I do now :-) It's because that instruction is invalid for two reasons: firstly, vjcvt requires FP-ARMv8 which the command line has turned off, and secondly, using d18 requires the new d32 feature which the command line has also turned off. So llc -debug reports "Opcode result: multiple types of mismatch, so not reporting near-miss".

I think this should fix all the outstanding review comments on this patch.

simon_tatham marked 4 inline comments as done.May 28 2019, 6:59 AM
simon_tatham added inline comments.
llvm/lib/Target/ARM/ARMSubtarget.h
587 ↗(On Diff #195149)

Indeed, it turned out the old functions weren't used anywhere at all.

SjoerdMeijer accepted this revision.May 28 2019, 7:07 AM

There already was consensus that this is was a good change, and also that we don't care about auto-upgrading. With the last minor comments addressed, this looks good I think. Perhaps you can wait with committing until tomorrow morning just in case there are more comments.

This revision is now accepted and ready to land.May 28 2019, 7:07 AM
This revision was automatically updated to reflect the committed changes.

Hi Simon et. al., I'm working on a downstream ARM toolchain and have downstreamed this change into our codebase.
We saw that you've fixed the -mfpu=none issue and have taken that as well, but are still running into some issues.

Prior to your change, the optionset "-mcpu=cortex-m4 -mfloat-abi=hard" created the following target features in the LLVM IR coming out of clang:
"target-features"="+armv7e-m,+d16,+dsp,+fp-only-sp,+hwdiv,+thumb-mode,+vfp4,-crc,-dotprod,-fp16fml,-hwdiv-arm,-ras"

In specific, note the +d16, +fp-only-sp.

After your changes, we're not seeing the associated -d32, -fp64 target features:
"target-cpu"="cortex-m4" "target-features"="+armv7e-m,+dsp,+hwdiv,+thumb-mode,+vfp4,-crc,-dotprod,-fp16fml,-hwdiv-arm,-ras"

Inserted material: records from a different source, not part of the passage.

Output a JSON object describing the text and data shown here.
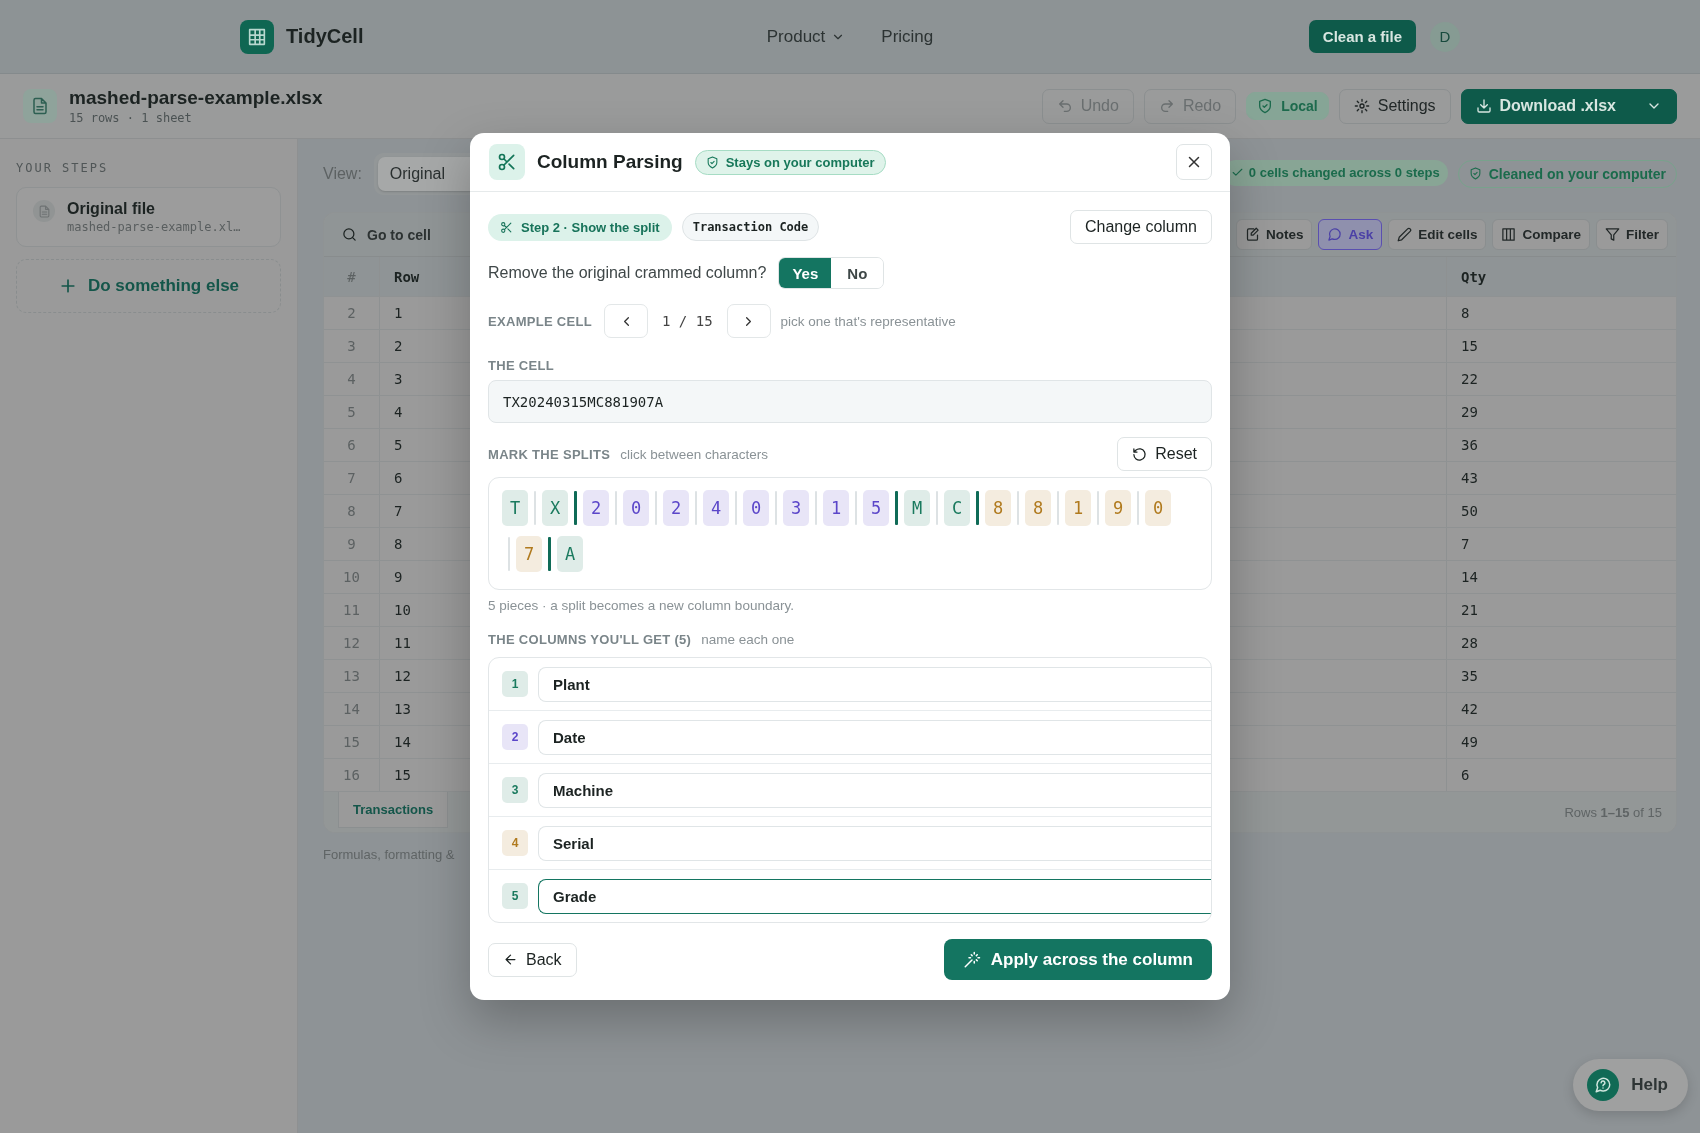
{
  "nav": {
    "brand": "TidyCell",
    "links": [
      {
        "label": "Product",
        "dropdown": true
      },
      {
        "label": "Pricing",
        "dropdown": false
      }
    ],
    "cta": "Clean a file",
    "avatar": "D"
  },
  "file": {
    "name": "mashed-parse-example.xlsx",
    "meta": "15 rows · 1 sheet",
    "actions": [
      {
        "label": "Undo",
        "kind": "undo",
        "disabled": true
      },
      {
        "label": "Redo",
        "kind": "redo",
        "disabled": true
      },
      {
        "label": "Local",
        "kind": "local",
        "disabled": false
      },
      {
        "label": "Settings",
        "kind": "settings",
        "disabled": false
      },
      {
        "label": "Download .xlsx",
        "kind": "download",
        "disabled": false
      }
    ]
  },
  "sidebar": {
    "heading": "YOUR STEPS",
    "steps": [
      {
        "title": "Original file",
        "file": "mashed-parse-example.xl…"
      }
    ],
    "add": "Do something else"
  },
  "view": {
    "label": "View:",
    "options": [
      {
        "label": "Original",
        "selected": true
      }
    ]
  },
  "status": {
    "changes": "0 cells changed across 0 steps",
    "privacy": "Cleaned on your computer"
  },
  "table": {
    "search": {
      "placeholder": "Go to cell"
    },
    "tools": [
      {
        "label": "Notes",
        "kind": "notes",
        "selected": false
      },
      {
        "label": "Ask",
        "kind": "ask",
        "selected": true
      },
      {
        "label": "Edit cells",
        "kind": "edit",
        "selected": false
      },
      {
        "label": "Compare",
        "kind": "compare",
        "selected": false
      },
      {
        "label": "Filter",
        "kind": "filter",
        "selected": false
      }
    ],
    "columns": [
      "#",
      "Row",
      "Qty"
    ],
    "rows": [
      {
        "n": "2",
        "row": "1",
        "qty": "8"
      },
      {
        "n": "3",
        "row": "2",
        "qty": "15"
      },
      {
        "n": "4",
        "row": "3",
        "qty": "22"
      },
      {
        "n": "5",
        "row": "4",
        "qty": "29"
      },
      {
        "n": "6",
        "row": "5",
        "qty": "36"
      },
      {
        "n": "7",
        "row": "6",
        "qty": "43"
      },
      {
        "n": "8",
        "row": "7",
        "qty": "50"
      },
      {
        "n": "9",
        "row": "8",
        "qty": "7"
      },
      {
        "n": "10",
        "row": "9",
        "qty": "14"
      },
      {
        "n": "11",
        "row": "10",
        "qty": "21"
      },
      {
        "n": "12",
        "row": "11",
        "qty": "28"
      },
      {
        "n": "13",
        "row": "12",
        "qty": "35"
      },
      {
        "n": "14",
        "row": "13",
        "qty": "42"
      },
      {
        "n": "15",
        "row": "14",
        "qty": "49"
      },
      {
        "n": "16",
        "row": "15",
        "qty": "6"
      }
    ],
    "sheet_tabs": [
      {
        "label": "Transactions",
        "selected": true
      }
    ],
    "range": "Rows **1–15** of 15"
  },
  "footnote": "Formulas, formatting &",
  "modal": {
    "title": "Column Parsing",
    "badge": "Stays on your computer",
    "step": "Step 2 · Show the split",
    "column": "Transaction Code",
    "change_button": "Change column",
    "remove_question": "Remove the original crammed column?",
    "remove_options": [
      {
        "label": "Yes",
        "selected": true
      },
      {
        "label": "No",
        "selected": false
      }
    ],
    "example_label": "EXAMPLE CELL",
    "example_position": "1 / 15",
    "example_hint": "pick one that's representative",
    "cell_label": "THE CELL",
    "cell_value": "TX20240315MC881907A",
    "splits_label": "MARK THE SPLITS",
    "splits_hint": "click between characters",
    "reset_button": "Reset",
    "characters": [
      {
        "char": "T",
        "color": "#1a7a5e",
        "split_before": false
      },
      {
        "char": "X",
        "color": "#1a7a5e",
        "split_before": false
      },
      {
        "char": "2",
        "color": "#5b46c9",
        "split_before": true
      },
      {
        "char": "0",
        "color": "#5b46c9",
        "split_before": false
      },
      {
        "char": "2",
        "color": "#5b46c9",
        "split_before": false
      },
      {
        "char": "4",
        "color": "#5b46c9",
        "split_before": false
      },
      {
        "char": "0",
        "color": "#5b46c9",
        "split_before": false
      },
      {
        "char": "3",
        "color": "#5b46c9",
        "split_before": false
      },
      {
        "char": "1",
        "color": "#5b46c9",
        "split_before": false
      },
      {
        "char": "5",
        "color": "#5b46c9",
        "split_before": false
      },
      {
        "char": "M",
        "color": "#1a7a5e",
        "split_before": true
      },
      {
        "char": "C",
        "color": "#1a7a5e",
        "split_before": false
      },
      {
        "char": "8",
        "color": "#b07a1e",
        "split_before": true
      },
      {
        "char": "8",
        "color": "#b07a1e",
        "split_before": false
      },
      {
        "char": "1",
        "color": "#b07a1e",
        "split_before": false
      },
      {
        "char": "9",
        "color": "#b07a1e",
        "split_before": false
      },
      {
        "char": "0",
        "color": "#b07a1e",
        "split_before": false
      },
      {
        "char": "7",
        "color": "#b07a1e",
        "split_before": false
      },
      {
        "char": "A",
        "color": "#1a7a5e",
        "split_before": true
      }
    ],
    "pieces_note": "5 pieces · a split becomes a new column boundary.",
    "columns_label": "THE COLUMNS YOU'LL GET (5)",
    "columns_hint": "name each one",
    "columns": [
      {
        "number": "1",
        "name": "Plant",
        "color": "#1a7a5e",
        "focused": false
      },
      {
        "number": "2",
        "name": "Date",
        "color": "#5b46c9",
        "focused": false
      },
      {
        "number": "3",
        "name": "Machine",
        "color": "#1a7a5e",
        "focused": false
      },
      {
        "number": "4",
        "name": "Serial",
        "color": "#b07a1e",
        "focused": false
      },
      {
        "number": "5",
        "name": "Grade",
        "color": "#1a7a5e",
        "focused": true
      }
    ],
    "back_button": "Back",
    "apply_button": "Apply across the column"
  },
  "help": "Help"
}
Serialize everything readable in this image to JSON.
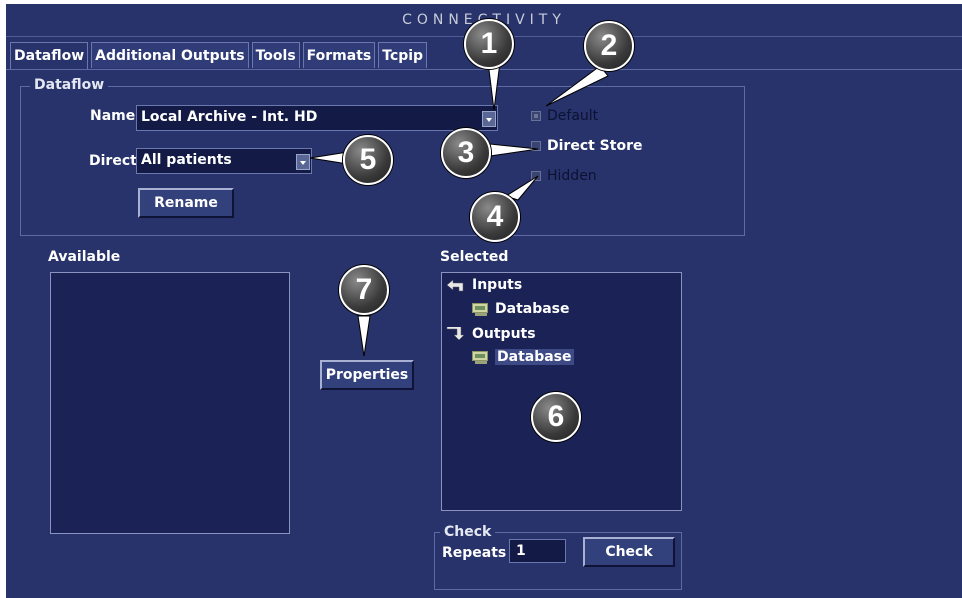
{
  "window": {
    "title": "CONNECTIVITY"
  },
  "tabs": [
    {
      "label": "Dataflow",
      "active": true
    },
    {
      "label": "Additional Outputs",
      "active": false
    },
    {
      "label": "Tools",
      "active": false
    },
    {
      "label": "Formats",
      "active": false
    },
    {
      "label": "Tcpip",
      "active": false
    }
  ],
  "dataflow": {
    "group_label": "Dataflow",
    "name_label": "Name",
    "name_value": "Local Archive - Int. HD",
    "direct_label": "Direct",
    "direct_value": "All patients",
    "rename_button": "Rename",
    "options": [
      {
        "label": "Default",
        "checked": true,
        "enabled": false
      },
      {
        "label": "Direct Store",
        "checked": false,
        "enabled": true
      },
      {
        "label": "Hidden",
        "checked": false,
        "enabled": false
      }
    ]
  },
  "available": {
    "label": "Available"
  },
  "properties_button": "Properties",
  "selected": {
    "label": "Selected",
    "inputs_label": "Inputs",
    "inputs_item": "Database",
    "outputs_label": "Outputs",
    "outputs_item": "Database"
  },
  "check": {
    "group_label": "Check",
    "repeats_label": "Repeats",
    "repeats_value": "1",
    "check_button": "Check"
  },
  "callouts": [
    "1",
    "2",
    "3",
    "4",
    "5",
    "6",
    "7"
  ],
  "colors": {
    "background": "#27336a",
    "field": "#131a45",
    "list": "#1b2356",
    "border": "#6b78b0"
  }
}
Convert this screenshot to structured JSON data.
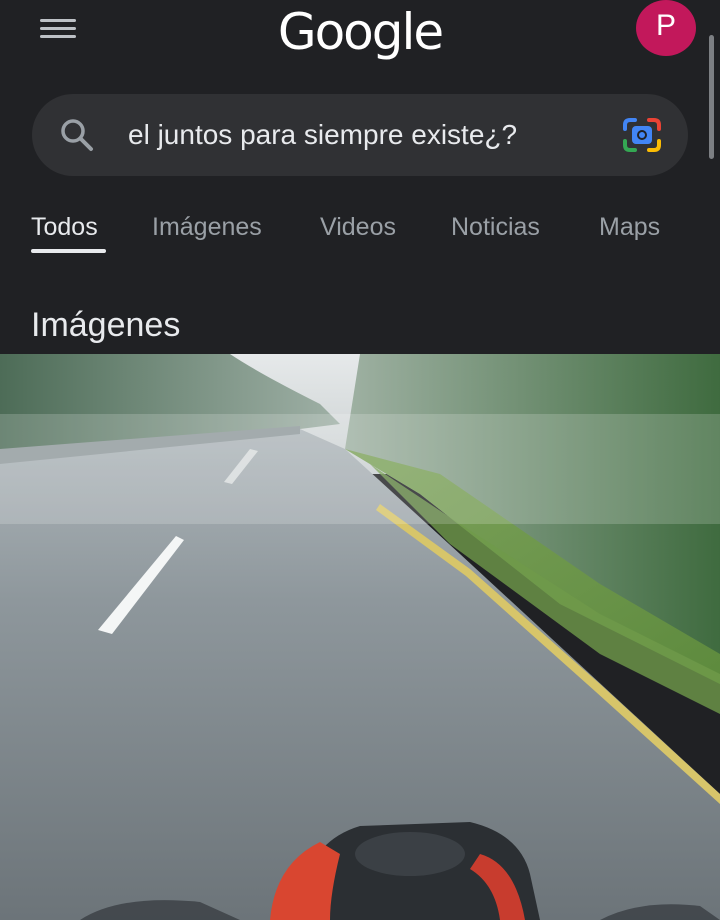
{
  "header": {
    "logo_text": "Google",
    "avatar_initial": "P"
  },
  "search": {
    "query": "el juntos para siempre existe¿?"
  },
  "tabs": [
    {
      "label": "Todos",
      "active": true
    },
    {
      "label": "Imágenes",
      "active": false
    },
    {
      "label": "Videos",
      "active": false
    },
    {
      "label": "Noticias",
      "active": false
    },
    {
      "label": "Maps",
      "active": false
    }
  ],
  "section": {
    "title": "Imágenes"
  },
  "colors": {
    "background": "#202124",
    "search_box": "#303134",
    "avatar": "#c2185b"
  },
  "icons": {
    "menu": "hamburger-menu-icon",
    "search": "search-icon",
    "lens": "google-lens-icon"
  }
}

As a result, we are getting linktime failures between our libraries, which use "-mcpu=cortex-m4 -mfloat-abi=hard", and our tests, which specifically call out the FPU version being used.
An interesting note is that the target machine table has the following:

def : ProcessorModel<"cortex-m4", CortexM4Model,        [ARMv7em,
                                                         FeatureVFP4_D16_SP,
                                                         FeaturePrefLoopAlign32,
                                                         FeatureHasSlowFPVMLx,
                                                         FeatureUseMISched,
                                                         FeatureUseAA,
                                                         FeatureHasNoBranchPredictor]>;

Would this not mean that we'd expect vfp4-d16-sp when not otherwise specified? If not, then what is the expected behavior of -mfloat-abi=hard in the absence of an -mfpu specification?

Thanks,
J.B. Nagurne
Texas Instruments
Code Generation

simon_tatham marked an inline comment as done.Jun 4 2019, 3:01 AM

Hmm, yes, I see what you mean. It looks to me as if the problem is that llvm::ARM::getFPUFeatures is setting up a feature list including +vfp4, -fp64 and -d32 just as you'd expect, but when it's called from clang::targets::ARMTargetInfo::initFeatureMap in particular, that silently throws away any feature name in the list that doesn't start with +.

I suppose that means getFPUFeatures ought to be more careful, and add the more restricted feature vfp4d16sp in the first place instead of trying to do it by adding full vfp4 and then taking pieces away.